4. Stalder, A. F., et al. "Quantitative 2D and 3D phase contrast MRI: optimized analysis of blood flow and vessel wall parameters." Magnetic resonance in medicine 60.5 (2008): 1218-1231.

5. Myerson, Saul G., et al. "Aortic Regurgitation Quantification Using Cardiovascular Magnetic Resonance Association With Clinical Outcome." Circulation 126.12 (2012): 1452-1460.

Figures

Fig 1. The final result and the process to get the central line of aorta. A) The original 4D flow data. B) PC-MRA for segmentation. C) The original central line which is got from the skeleton of aorta in 2D. D) The central line in 2D without the branches (spurs). E) Several planes position and name. F) The points on the central line in 3D which are the guide to change central line from 2D to 3D. G) The final result of the central line. Black stars mean the central line and the red dots show the anatomy of aorta. H) The examples of some planes along the central line.
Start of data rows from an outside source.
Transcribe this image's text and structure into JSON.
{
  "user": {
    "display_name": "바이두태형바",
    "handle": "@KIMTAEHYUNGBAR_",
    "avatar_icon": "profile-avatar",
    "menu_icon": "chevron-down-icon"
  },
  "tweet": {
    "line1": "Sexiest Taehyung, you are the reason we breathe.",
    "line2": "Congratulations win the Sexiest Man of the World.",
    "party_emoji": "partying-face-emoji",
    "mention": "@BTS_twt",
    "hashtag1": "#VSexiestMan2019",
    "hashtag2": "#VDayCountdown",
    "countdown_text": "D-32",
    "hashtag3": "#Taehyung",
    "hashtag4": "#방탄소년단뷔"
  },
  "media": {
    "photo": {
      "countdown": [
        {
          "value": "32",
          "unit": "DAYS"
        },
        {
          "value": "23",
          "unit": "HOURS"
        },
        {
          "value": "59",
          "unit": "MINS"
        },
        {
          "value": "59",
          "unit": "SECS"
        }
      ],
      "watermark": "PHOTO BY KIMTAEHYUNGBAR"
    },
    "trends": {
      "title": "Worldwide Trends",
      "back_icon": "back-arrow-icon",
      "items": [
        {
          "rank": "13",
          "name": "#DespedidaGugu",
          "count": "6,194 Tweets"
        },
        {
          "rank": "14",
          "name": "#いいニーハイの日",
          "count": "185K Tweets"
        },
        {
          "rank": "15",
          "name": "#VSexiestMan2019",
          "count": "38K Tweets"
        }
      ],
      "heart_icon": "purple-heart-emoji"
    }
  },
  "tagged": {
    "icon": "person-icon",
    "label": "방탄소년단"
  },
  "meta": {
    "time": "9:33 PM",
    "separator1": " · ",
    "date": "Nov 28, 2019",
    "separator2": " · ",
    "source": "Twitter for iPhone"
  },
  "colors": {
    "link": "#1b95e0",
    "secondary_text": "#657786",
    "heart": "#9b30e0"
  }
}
Figure 2. The procedures of different methods and the comparison of 2 results from standard method. A) The standard method procedure. The main idea is doing summation of the voxels in the plane first and then dividing them into positive and negative parts based on time. B) The voxel-by-voxel method procedure. The main idea of this method is dividing the voxels in the plane into positive and negative parts first. Repeat the procedure over time. C) The correlation map of 2 results from standard method.
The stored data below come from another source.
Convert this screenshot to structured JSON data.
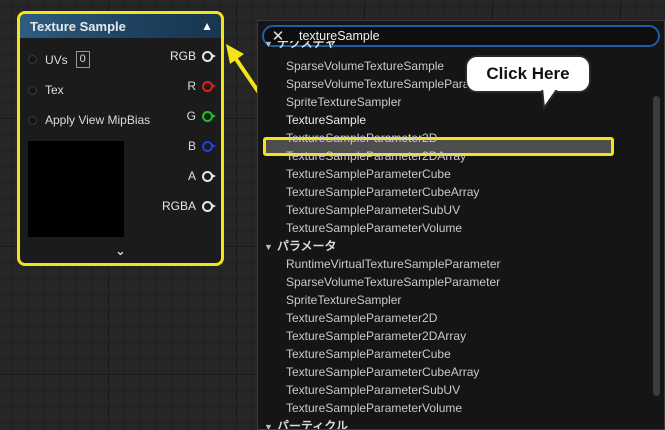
{
  "node": {
    "title": "Texture Sample",
    "inputs": [
      {
        "label": "UVs",
        "value": "0"
      },
      {
        "label": "Tex"
      },
      {
        "label": "Apply View MipBias"
      }
    ],
    "outputs": [
      {
        "label": "RGB",
        "color": "#e6e6e6"
      },
      {
        "label": "R",
        "color": "#e02020"
      },
      {
        "label": "G",
        "color": "#20c020"
      },
      {
        "label": "B",
        "color": "#2040e0"
      },
      {
        "label": "A",
        "color": "#e6e6e6"
      },
      {
        "label": "RGBA",
        "color": "#e6e6e6"
      }
    ]
  },
  "search": {
    "value": "textureSample"
  },
  "results": {
    "cut_category": "テクスチャ",
    "group1": [
      "SparseVolumeTextureSample",
      "SparseVolumeTextureSampleParameter",
      "SpriteTextureSampler",
      "TextureSample",
      "TextureSampleParameter2D",
      "TextureSampleParameter2DArray",
      "TextureSampleParameterCube",
      "TextureSampleParameterCubeArray",
      "TextureSampleParameterSubUV",
      "TextureSampleParameterVolume"
    ],
    "category2": "パラメータ",
    "group2": [
      "RuntimeVirtualTextureSampleParameter",
      "SparseVolumeTextureSampleParameter",
      "SpriteTextureSampler",
      "TextureSampleParameter2D",
      "TextureSampleParameter2DArray",
      "TextureSampleParameterCube",
      "TextureSampleParameterCubeArray",
      "TextureSampleParameterSubUV",
      "TextureSampleParameterVolume"
    ],
    "category3": "パーティクル"
  },
  "callout": {
    "text": "Click Here"
  },
  "colors": {
    "highlight": "#f5e31a",
    "search_border": "#1a5fa8"
  }
}
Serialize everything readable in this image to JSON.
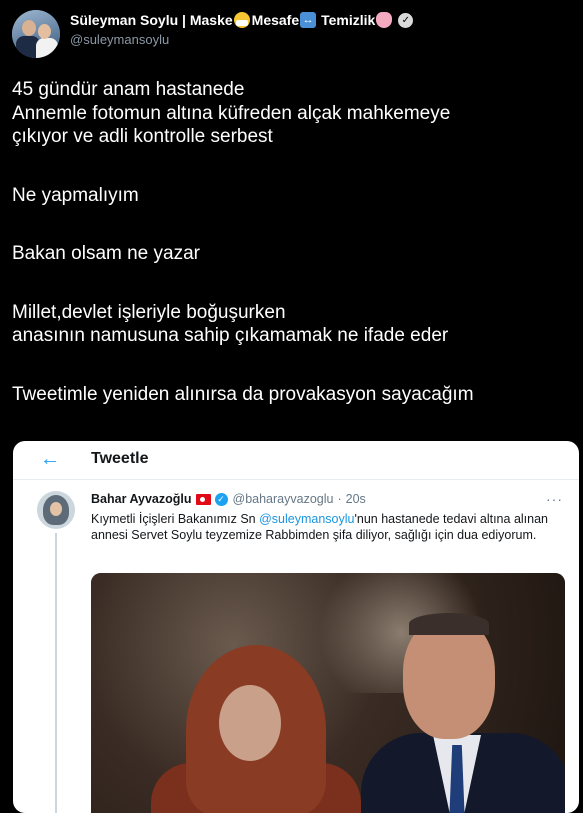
{
  "author": {
    "name_parts": [
      "Süleyman Soylu | Maske",
      "Mesafe",
      "Temizlik"
    ],
    "handle": "@suleymansoylu",
    "icons": [
      "face-with-mask-emoji",
      "left-right-arrow-emoji",
      "soap-emoji",
      "verified-badge-icon",
      "chevron-down-icon"
    ]
  },
  "tweet": {
    "paragraphs": [
      [
        "45 gündür anam hastanede",
        "Annemle fotomun altına küfreden alçak mahkemeye",
        "çıkıyor ve adli kontrolle serbest"
      ],
      [
        "Ne yapmalıyım"
      ],
      [
        "Bakan olsam ne yazar"
      ],
      [
        "Millet,devlet işleriyle boğuşurken",
        "anasının namusuna sahip çıkamamak ne ifade eder"
      ],
      [
        "Tweetimle yeniden alınırsa da provakasyon sayacağım"
      ]
    ]
  },
  "embed": {
    "header_title": "Tweetle",
    "back_icon": "←",
    "quoted": {
      "name": "Bahar Ayvazoğlu",
      "handle": "@baharayvazoglu",
      "separator": "·",
      "time": "20s",
      "more": "···",
      "text_before": "Kıymetli İçişleri Bakanımız Sn ",
      "mention": "@suleymansoylu",
      "text_after": "'nun hastanede tedavi altına alınan annesi Servet Soylu teyzemize Rabbimden şifa diliyor, sağlığı için dua ediyorum."
    }
  },
  "colors": {
    "background": "#000000",
    "text": "#ffffff",
    "handle": "#8b98a5",
    "accent": "#1da1f2"
  }
}
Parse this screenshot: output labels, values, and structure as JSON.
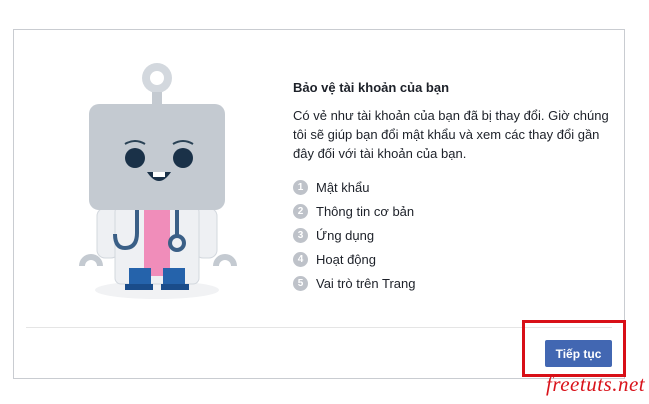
{
  "dialog": {
    "title": "Bảo vệ tài khoản của bạn",
    "description": "Có vẻ như tài khoản của bạn đã bị thay đổi. Giờ chúng tôi sẽ giúp bạn đổi mật khẩu và xem các thay đổi gần đây đối với tài khoản của bạn.",
    "steps": [
      {
        "number": "1",
        "label": "Mật khẩu"
      },
      {
        "number": "2",
        "label": "Thông tin cơ bản"
      },
      {
        "number": "3",
        "label": "Ứng dụng"
      },
      {
        "number": "4",
        "label": "Hoạt động"
      },
      {
        "number": "5",
        "label": "Vai trò trên Trang"
      }
    ],
    "continue_label": "Tiếp tục"
  },
  "watermark": "freetuts.net",
  "colors": {
    "primary_button": "#4267b2",
    "highlight_border": "#d80f17",
    "step_badge": "#bec2c9"
  }
}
Figure 3. Examples of 3D analysis based on plane and voxel. A) An example of a healthy volunteer. B) An example of a patient with AR. (The difference between plane based and voxel based analysis is explained in figure 3.)

Figure 4. Table 1 and Table 2 show the mean value of each plane by different methods and also the p-value calculated by paired t-test. Table 1 shows the results of 5 healthy subjects and Table 2 shows the results of 5 AR patients.